Он вновь увидел себя лежащим на стертых, дочиста вымытых мраморных плитах пола в келье – так они в те годы называли клетки для жилья и мук; увидел свои глаза – глаза свиньи, брошенной на бетонный пол скотобойни; увидел над собой не Цубера в кожаных брюках, под которыми не было трусов, а монаха в рясе. Тот поставил ногу ему на грудь, одной рукой теребил темно-красный с голубизной член, убивающий душу, а другой приподнимал рясу, обнажая жирную белую плоть. Словно смертоносный топор на голову распластанной свиньи, шлепнулась на него монашеская сперма, залепила лицо, глаза, рот, и вот он уже не ребенок, а то, что осталось от ребенка, брошенного на произвол судьбы в монастырский хлев. Кошмарное возвращение!
Неужели это правда было? Он не хотел в это верить. Однако ему пришлось.

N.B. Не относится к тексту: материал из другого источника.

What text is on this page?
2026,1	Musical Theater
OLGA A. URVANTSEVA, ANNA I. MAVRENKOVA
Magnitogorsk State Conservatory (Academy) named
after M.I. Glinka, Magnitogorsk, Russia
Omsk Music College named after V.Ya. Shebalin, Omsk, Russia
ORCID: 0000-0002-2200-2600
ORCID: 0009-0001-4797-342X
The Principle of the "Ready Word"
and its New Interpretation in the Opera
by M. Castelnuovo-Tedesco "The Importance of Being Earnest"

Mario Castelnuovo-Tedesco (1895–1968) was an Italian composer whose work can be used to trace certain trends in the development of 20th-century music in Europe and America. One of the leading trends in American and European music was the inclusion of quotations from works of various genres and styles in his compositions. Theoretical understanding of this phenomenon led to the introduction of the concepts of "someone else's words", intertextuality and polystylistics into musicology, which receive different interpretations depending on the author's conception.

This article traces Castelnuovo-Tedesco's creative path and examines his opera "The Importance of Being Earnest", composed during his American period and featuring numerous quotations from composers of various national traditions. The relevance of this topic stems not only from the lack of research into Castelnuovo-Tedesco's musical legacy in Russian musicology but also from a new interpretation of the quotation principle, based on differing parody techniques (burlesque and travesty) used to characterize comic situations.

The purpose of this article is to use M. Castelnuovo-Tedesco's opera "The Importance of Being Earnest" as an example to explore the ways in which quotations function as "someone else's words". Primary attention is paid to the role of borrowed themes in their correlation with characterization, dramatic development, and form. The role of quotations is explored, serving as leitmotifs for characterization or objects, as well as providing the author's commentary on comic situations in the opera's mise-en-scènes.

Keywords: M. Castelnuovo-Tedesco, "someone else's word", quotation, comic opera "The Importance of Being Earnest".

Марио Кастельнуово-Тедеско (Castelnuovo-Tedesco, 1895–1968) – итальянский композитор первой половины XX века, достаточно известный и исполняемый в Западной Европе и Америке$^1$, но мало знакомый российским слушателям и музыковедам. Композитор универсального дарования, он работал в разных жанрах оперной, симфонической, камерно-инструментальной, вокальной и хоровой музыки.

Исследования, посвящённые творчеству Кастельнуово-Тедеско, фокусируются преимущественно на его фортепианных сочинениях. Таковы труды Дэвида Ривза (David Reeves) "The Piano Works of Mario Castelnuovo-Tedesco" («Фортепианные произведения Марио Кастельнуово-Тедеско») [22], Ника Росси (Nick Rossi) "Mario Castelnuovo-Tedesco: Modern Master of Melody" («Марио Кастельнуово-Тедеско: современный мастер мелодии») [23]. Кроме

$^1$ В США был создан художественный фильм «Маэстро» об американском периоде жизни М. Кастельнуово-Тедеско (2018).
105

Он ударился головой о деревянный короб на корпусе машины, пальцы зарылись в спрессованную солому, впитывая тухлый, гнилой запах плохо собранных снопов, который смешивался с запахом мочи и пота, запахом нестираного монашеского одеяния из затхлой каморки памяти – все сливалось в неразрывное и неизбежное целое, и оно душило его, как настоящее, никак не становящееся прошлым. Потерянный, он, давясь рвотой, соскользнул по ржавому стальному корпусу отслужившей свое сортировочной машины на твердый голый пол и, обессиленный, скрючился в сантиметровом слое пыли, которая копилась в отцовском амбаре десятилетиями. Пыль от соломы, сопли и слезы смешивались, превращаясь в отблеск его души и окрашивая лицо в черный цвет.
Так он вернулся на поле битвы.
– Ты что, упал лицом в перец? Где ты столько времени шлялся? Почему у тебя такой вид? – накинулся на него Цубер.
– Готовил сено для вечерней кормежки, – соврал Семи себе и ему, после чего собрался вернуться к поручению Цубера.
Более чуткий, чем одичавший от сырого мяса Цубер, Виктор увидел, как расстроен мальчик, но, не зная причины, предположил, что новый взрыв душевного страдания связан с привлечением Семи к работе мясника, которая неприятно поразила его.
– Я схожу, – бросил Виктор. Быстрым шагом он направился от скотобойни через коровник в кухню, взял у хозяйки все требующиеся усилители вкуса и вернулся к Цуберу и Семи. Они втроем в молчании подняли выбритую свинью за задние ноги на старом подъемнике для бутылок под черный от копоти потолок к двум вделанным крюкам. Аккуратно работая ножом, Цубер сделал несколько надрезов на жировой прослойке и вспорол живот свиньи. Кишки, как бесконечная колбаса, начиненная дерьмом, вываливались на грудь Цубера, который придерживал их левой рукой и правой рылся внутри свиньи, продолжая извлекать теплые внутренности, живот к животу с подвешенным животным. Он повернулся вполоборота и сбросил с груди на разделочный стол гору кишок. Она осела и, хлюпая, покрыла весь стол. От кучи исходило тепло и знакомый запах, словно это собственные газы, которые приятно вдыхать. Аппетит уже разгулялся.